The Linked Paleo Data (LiPD) data container, the PaCTS reporting standard (Khider and co., see above), and PAST are all part of these “great strides”. LiPD has been used by some extensively (PAGES 2k Temperature, Temperature 12k, iso2k, PalMod Marine data) but led by others – and this relies on anecdotal evidence – to any possible reaction between deep frustration and a simple “well that is not helpful”.

I personally feel that LiPD is a good idea. As an R-user I can even appreciate its nested list structure when read into R. And here comes the “but” after a short excursion.
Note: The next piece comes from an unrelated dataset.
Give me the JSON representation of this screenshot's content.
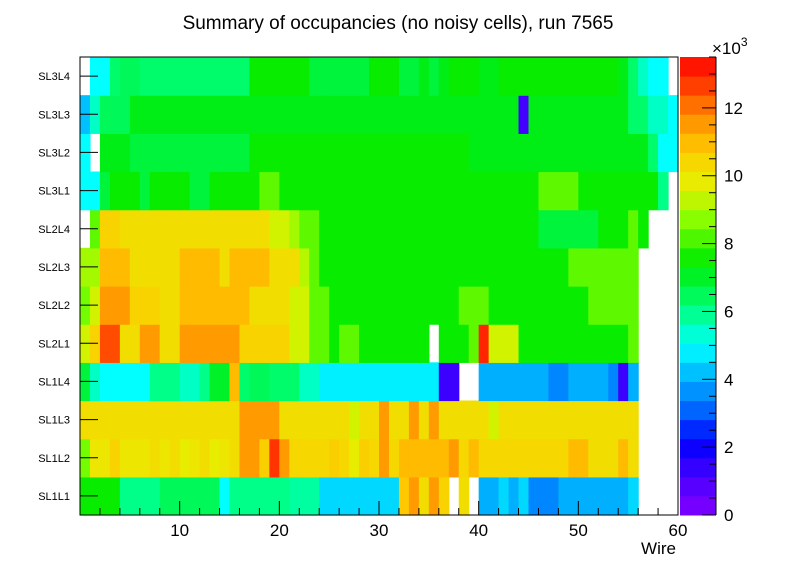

Khider and coauthors emphasize how climate modelling benefitted from the CF standards and the netCDF file format to which one may add that initiatives to provide standardised data were also related to the CMIP phases.

Standardised file formats and standardised metadata allowed developing standardised utilities for the climate modelling community that in turn provide channels to easily access and, as importantly, to easily manipulate and generate data files.
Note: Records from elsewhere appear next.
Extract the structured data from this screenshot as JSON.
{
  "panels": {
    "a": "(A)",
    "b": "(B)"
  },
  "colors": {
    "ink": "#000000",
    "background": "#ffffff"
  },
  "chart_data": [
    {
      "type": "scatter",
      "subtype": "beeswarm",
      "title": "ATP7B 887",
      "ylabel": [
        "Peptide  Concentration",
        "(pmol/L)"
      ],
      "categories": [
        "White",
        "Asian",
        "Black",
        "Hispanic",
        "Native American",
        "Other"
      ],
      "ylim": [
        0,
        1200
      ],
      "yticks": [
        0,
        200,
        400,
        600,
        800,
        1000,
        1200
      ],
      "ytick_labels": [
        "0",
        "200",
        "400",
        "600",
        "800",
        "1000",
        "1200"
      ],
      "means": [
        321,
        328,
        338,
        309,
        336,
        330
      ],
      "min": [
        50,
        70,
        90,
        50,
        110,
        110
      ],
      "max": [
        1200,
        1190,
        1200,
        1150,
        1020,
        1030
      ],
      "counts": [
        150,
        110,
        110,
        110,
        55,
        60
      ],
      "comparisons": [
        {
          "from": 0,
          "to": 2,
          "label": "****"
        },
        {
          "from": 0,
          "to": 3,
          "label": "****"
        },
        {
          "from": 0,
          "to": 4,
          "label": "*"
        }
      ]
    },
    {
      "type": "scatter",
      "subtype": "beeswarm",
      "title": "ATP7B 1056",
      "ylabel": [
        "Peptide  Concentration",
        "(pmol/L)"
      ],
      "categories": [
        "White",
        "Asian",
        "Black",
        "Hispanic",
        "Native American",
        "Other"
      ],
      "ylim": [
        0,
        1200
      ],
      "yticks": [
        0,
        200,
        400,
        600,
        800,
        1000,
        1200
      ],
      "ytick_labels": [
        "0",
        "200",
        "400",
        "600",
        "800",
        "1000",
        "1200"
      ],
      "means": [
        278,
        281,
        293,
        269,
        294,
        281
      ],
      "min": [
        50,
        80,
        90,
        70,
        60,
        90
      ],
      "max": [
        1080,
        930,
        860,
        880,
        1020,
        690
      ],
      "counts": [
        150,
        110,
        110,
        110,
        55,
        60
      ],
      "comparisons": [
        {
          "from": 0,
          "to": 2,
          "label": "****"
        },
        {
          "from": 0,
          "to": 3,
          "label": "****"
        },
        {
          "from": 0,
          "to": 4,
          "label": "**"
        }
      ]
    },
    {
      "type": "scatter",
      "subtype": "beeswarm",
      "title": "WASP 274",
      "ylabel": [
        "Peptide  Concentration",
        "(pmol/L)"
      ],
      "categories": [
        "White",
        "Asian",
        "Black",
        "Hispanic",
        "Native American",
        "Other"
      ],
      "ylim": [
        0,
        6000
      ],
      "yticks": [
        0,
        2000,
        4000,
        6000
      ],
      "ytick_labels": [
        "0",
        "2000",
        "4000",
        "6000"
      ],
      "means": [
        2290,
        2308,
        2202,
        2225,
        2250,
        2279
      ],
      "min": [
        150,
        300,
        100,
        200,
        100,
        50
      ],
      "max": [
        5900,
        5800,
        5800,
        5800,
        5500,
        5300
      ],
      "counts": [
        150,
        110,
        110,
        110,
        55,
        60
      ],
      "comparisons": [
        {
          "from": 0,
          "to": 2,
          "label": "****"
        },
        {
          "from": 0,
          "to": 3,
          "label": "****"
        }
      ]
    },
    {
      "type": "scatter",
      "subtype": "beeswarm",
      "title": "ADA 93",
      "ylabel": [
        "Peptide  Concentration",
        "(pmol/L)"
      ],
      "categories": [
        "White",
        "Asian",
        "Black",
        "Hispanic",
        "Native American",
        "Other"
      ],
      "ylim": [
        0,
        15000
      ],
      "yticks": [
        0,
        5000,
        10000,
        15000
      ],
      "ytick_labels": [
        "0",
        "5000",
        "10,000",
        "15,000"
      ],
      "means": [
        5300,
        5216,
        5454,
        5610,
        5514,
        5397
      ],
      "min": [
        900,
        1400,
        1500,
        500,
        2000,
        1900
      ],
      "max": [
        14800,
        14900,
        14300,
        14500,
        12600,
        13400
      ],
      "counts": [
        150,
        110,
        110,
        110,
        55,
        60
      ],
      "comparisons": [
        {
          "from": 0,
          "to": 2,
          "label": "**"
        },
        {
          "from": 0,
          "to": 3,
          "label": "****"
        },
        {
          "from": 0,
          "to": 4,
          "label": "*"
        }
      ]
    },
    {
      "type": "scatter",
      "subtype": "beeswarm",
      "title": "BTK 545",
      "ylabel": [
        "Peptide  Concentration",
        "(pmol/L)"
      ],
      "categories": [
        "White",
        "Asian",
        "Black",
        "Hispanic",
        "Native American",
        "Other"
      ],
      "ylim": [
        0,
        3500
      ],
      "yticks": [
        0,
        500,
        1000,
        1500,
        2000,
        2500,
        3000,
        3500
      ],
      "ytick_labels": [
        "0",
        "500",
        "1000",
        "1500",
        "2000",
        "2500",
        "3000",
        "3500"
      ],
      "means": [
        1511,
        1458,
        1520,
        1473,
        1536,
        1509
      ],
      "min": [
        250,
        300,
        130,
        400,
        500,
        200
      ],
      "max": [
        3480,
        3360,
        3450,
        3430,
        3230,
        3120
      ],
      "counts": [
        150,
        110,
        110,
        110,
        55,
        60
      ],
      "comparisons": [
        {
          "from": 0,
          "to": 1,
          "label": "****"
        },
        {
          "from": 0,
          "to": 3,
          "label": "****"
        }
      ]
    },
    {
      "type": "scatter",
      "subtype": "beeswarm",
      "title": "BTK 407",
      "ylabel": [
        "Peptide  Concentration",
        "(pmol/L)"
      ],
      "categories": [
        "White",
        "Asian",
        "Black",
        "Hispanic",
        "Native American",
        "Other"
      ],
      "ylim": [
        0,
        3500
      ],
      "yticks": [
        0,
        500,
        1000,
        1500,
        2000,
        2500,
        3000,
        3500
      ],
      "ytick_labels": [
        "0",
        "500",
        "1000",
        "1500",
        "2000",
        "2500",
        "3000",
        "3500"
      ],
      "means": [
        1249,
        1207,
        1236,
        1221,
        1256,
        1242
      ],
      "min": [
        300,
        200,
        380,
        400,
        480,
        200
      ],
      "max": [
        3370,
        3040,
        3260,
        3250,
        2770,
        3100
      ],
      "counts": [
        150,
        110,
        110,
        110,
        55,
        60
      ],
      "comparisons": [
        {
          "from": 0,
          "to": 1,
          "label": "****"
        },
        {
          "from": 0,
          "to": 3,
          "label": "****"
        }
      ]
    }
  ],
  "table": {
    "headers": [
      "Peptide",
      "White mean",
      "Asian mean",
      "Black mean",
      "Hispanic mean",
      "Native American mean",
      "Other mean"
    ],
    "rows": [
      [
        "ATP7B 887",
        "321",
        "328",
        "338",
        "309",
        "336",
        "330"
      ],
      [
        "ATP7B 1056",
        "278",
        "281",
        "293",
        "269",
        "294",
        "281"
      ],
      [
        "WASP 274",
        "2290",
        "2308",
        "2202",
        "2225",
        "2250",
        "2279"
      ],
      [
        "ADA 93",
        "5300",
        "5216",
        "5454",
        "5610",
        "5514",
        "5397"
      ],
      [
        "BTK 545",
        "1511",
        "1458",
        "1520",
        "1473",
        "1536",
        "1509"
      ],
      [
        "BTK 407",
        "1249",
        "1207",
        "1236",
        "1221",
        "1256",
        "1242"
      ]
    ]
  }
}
Which brings me back to the “but”. While the team behind LiPD does provide LiPD-utilities, my experience with them (only based on R) is that I can read a LiPD-file with them but that I don’t want to use them further than that.

That is, the LiPD format is for me still a book with seven seals when it comes to manipulating data, adding data, and don’t even get me started about generating a new data file – no, using a website or an excel-template is not an option if I want to generate 500 or so files.

While even NetCDF utilities can have a learning curve in R and other tool-sets, standardised utilities can often remove this nearly completely as long as a file follows … certain standards.

Part of my problems with interacting with LiPD may be due to the nested character that has its clear benefits but also may be counterintuitive and is not necessarily easy to navigate.

However, primarily I think that if we want LiPD to become widely accepted or even the NetCDF of paleo observational data, then we need utilities that are as easily usable as, for example, the R-package ncdf4 or tools like the climate data operators (cdo).

My biases/workflow may show but I particularly would love to see the functionalities of the ncdf4 package mirrored in a lipdR-package. This would allow writing simple scripts to write multiple LiPD-files in a few short moments, or to add a new metadata field with a line of code, or to add a newly inferred property as easily.